Activist at Utah oil auction to assert new defense
The Associated Press
Aspen, CO Colorado
SALT LAKE CITY – The federal government has acknowledged it never prosecuted anyone who failed to pay a bid for drilling rights in Utah until a college student offered his bogus bids in an act of environmental defiance.
The admission is giving defense lawyers for Tim DeChristopher hope they can get the two felony charges against him dismissed based on an argument of selective prosecution.
DeChristopher has said he offered bids last December that he couldn’t cover to protect public lands between Arches and Canyonlands national parks in Utah, and to draw attention to climate change.
Federal prosecutors said Tuesday they had disclosed a number of cases where drilling companies or land agents made bids at Utah auctions they didn’t cover financially. The reasons weren’t immediately clear.
Defense lawyers said that shows the government is unfairly singling out DeChristopher for prosecution. Government lawyers dispute that and said DeChristopher – unlike other bidders – showed intent to violate the law.

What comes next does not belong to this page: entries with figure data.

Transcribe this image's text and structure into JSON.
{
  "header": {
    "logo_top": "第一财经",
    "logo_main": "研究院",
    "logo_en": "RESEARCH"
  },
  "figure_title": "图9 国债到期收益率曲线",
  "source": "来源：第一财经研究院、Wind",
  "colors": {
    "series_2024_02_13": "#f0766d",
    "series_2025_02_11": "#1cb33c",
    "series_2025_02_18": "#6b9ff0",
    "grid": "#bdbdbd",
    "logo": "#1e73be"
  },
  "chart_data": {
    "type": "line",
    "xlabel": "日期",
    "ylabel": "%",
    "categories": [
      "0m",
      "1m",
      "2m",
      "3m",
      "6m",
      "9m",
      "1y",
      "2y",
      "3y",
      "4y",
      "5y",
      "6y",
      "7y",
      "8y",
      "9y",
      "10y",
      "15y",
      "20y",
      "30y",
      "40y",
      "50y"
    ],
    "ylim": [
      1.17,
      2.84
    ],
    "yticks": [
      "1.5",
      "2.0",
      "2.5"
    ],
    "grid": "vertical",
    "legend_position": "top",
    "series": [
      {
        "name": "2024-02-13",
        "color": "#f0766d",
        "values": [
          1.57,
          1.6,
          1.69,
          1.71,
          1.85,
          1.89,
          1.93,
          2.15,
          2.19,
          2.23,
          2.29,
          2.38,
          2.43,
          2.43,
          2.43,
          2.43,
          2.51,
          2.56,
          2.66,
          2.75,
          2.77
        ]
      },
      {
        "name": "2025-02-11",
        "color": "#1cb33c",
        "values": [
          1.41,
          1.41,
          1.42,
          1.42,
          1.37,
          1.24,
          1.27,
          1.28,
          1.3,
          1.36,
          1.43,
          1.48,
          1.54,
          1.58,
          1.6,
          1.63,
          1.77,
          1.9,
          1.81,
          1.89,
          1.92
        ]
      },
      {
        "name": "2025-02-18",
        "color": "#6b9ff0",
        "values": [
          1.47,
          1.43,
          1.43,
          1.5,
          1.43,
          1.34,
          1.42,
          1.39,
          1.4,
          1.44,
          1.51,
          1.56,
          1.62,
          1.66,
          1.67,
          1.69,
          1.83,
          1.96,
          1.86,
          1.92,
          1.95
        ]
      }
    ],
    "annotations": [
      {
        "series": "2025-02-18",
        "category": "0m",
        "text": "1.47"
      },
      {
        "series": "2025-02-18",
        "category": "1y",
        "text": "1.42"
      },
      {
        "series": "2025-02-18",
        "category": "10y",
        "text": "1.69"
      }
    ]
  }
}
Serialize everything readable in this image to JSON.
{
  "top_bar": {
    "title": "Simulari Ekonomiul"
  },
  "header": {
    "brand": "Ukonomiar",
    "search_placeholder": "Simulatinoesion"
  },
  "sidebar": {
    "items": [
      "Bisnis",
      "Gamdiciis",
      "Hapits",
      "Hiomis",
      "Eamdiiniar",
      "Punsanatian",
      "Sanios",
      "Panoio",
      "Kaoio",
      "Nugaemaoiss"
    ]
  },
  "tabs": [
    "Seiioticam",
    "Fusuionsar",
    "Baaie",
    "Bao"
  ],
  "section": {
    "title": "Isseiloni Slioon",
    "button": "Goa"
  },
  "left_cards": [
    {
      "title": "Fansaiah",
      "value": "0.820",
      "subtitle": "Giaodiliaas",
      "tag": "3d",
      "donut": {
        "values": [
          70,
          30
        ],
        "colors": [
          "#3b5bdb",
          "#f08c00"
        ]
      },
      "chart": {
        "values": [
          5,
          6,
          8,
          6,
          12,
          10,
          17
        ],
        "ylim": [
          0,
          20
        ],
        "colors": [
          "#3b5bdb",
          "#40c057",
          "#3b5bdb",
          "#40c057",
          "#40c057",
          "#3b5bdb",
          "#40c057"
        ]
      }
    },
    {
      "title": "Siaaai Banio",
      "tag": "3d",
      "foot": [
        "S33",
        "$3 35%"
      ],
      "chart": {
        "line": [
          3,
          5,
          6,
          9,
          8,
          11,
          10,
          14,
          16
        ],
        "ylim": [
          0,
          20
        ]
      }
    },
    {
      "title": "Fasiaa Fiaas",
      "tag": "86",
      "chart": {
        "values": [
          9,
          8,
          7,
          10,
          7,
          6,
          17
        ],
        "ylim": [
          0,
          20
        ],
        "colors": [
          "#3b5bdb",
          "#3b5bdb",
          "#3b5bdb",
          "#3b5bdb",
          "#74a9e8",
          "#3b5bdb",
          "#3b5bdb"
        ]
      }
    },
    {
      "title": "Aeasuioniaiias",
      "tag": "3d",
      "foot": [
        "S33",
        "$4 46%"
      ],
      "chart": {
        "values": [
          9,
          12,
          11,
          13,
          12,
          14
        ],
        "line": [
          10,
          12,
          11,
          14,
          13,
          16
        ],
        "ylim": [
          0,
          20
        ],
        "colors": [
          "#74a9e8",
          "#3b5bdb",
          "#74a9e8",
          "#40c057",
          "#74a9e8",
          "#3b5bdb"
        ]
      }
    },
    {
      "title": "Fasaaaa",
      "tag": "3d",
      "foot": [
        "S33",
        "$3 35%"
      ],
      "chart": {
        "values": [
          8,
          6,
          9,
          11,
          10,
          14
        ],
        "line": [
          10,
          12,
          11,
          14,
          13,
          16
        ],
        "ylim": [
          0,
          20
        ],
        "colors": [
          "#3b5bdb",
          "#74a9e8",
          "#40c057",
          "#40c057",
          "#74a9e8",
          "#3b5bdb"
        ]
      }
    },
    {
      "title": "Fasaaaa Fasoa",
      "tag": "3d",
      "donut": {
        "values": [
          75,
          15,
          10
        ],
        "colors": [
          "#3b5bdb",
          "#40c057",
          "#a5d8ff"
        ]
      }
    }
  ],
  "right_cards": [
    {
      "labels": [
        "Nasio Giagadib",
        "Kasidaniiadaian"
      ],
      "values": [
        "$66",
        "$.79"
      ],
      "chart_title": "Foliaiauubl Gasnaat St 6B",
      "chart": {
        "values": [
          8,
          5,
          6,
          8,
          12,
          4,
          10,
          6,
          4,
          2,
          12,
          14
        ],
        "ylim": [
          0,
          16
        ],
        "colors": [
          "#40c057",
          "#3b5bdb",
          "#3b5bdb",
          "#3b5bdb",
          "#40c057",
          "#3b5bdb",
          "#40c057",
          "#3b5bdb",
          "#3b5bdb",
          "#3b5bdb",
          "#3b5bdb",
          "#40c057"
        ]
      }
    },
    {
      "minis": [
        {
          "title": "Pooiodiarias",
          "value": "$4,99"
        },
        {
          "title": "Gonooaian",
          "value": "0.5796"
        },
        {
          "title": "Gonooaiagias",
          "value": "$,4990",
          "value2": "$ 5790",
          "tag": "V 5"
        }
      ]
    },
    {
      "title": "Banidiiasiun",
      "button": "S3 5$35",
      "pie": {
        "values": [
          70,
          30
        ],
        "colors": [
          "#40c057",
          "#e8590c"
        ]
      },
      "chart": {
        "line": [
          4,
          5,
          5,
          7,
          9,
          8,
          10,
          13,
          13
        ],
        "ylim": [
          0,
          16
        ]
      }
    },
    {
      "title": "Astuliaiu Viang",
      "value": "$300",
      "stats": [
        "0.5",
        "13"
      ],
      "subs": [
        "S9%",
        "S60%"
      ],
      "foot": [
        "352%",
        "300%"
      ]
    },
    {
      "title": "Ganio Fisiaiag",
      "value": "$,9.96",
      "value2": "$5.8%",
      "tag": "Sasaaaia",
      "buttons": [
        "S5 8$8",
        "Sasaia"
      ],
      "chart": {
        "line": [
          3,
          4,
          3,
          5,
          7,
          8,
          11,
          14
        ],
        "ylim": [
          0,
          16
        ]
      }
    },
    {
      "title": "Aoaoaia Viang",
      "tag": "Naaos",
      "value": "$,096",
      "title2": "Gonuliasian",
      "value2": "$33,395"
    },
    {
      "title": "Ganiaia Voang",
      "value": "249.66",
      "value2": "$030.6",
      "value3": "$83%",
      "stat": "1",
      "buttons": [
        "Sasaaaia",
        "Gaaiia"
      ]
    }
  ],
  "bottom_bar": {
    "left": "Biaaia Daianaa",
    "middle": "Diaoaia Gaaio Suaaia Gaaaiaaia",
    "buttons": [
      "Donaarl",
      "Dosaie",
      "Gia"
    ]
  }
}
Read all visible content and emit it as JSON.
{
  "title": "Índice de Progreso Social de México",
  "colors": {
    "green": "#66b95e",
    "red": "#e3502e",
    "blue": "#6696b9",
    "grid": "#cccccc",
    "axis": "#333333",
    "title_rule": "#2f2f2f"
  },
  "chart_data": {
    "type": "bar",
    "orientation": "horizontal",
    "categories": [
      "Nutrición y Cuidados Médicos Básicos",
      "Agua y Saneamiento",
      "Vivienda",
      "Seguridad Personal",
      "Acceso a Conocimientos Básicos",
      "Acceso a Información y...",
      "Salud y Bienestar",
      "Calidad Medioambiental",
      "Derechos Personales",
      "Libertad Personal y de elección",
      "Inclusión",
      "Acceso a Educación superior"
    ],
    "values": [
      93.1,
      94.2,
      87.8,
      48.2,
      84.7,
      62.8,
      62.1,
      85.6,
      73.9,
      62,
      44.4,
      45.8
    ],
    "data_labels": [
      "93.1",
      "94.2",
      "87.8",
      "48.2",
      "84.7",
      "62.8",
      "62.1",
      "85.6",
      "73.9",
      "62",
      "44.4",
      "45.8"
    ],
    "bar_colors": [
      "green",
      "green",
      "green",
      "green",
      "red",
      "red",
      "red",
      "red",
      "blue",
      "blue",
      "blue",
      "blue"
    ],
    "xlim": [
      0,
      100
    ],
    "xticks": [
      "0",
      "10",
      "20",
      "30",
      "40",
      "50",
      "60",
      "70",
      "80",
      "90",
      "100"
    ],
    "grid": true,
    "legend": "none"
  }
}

Still, defense lawyers are expected to use the admission to ask a federal judge to toss out two felony charges against DeChristopher, who was indicted in April for interfering with a government auction and making false representations.
It was the only time anybody was ever charged with failing to make good on bids at a lease auction of public lands in Utah, prosecutors told The Associated Press. They expect the defense to exploit this argument, but lawyers have yet to file any papers asserting it.
“There’s people who didn’t have the money – but they didn’t have the intent to disrupt” the auction, assistant U.S. attorney John Huber said.
The government acknowledged 25 cases where bidders failed to come up with money for bids at auctions held by the Bureau of Land Management in Utah, said Patrick Shea, one of DeChristopher’s lawyers and head of the BLM during the administration of President Bill Clinton.
There was no immediate explanation for the circumstances of those 25 cases, which were documented in papers the government gave DeChristopher’s defense team that are not part of the public record.
Prosecutors, however, said they were owning up to the fact and it doesn’t prevent them from prosecuting DeChristopher.
The disclosure came out Tuesday in a hallway after DeChristopher, his lawyers and prosecutors left a private conference with a federal judge, who set DeChristopher’s trial for March 15-17.
DeChristopher, a University of Utah economics major, grabbed a bidder’s paddle last December to run up prices for others and win 13 leases of his own around Arches and Canyonlands parks.
His bidding cost angry oil men hundreds of thousands of dollars in higher bids for their parcels, and DeChristopher ended up with $1.7 million in leases for which he couldn’t pay. He later offered to cover it with an Internet fundraising campaign, but the government refused to accept any of the money after the fact.
DeChristopher has said the administration of former President George W. Bush violated environmental laws in holding the auction. A federal judge later blocked many of the leases from being issued.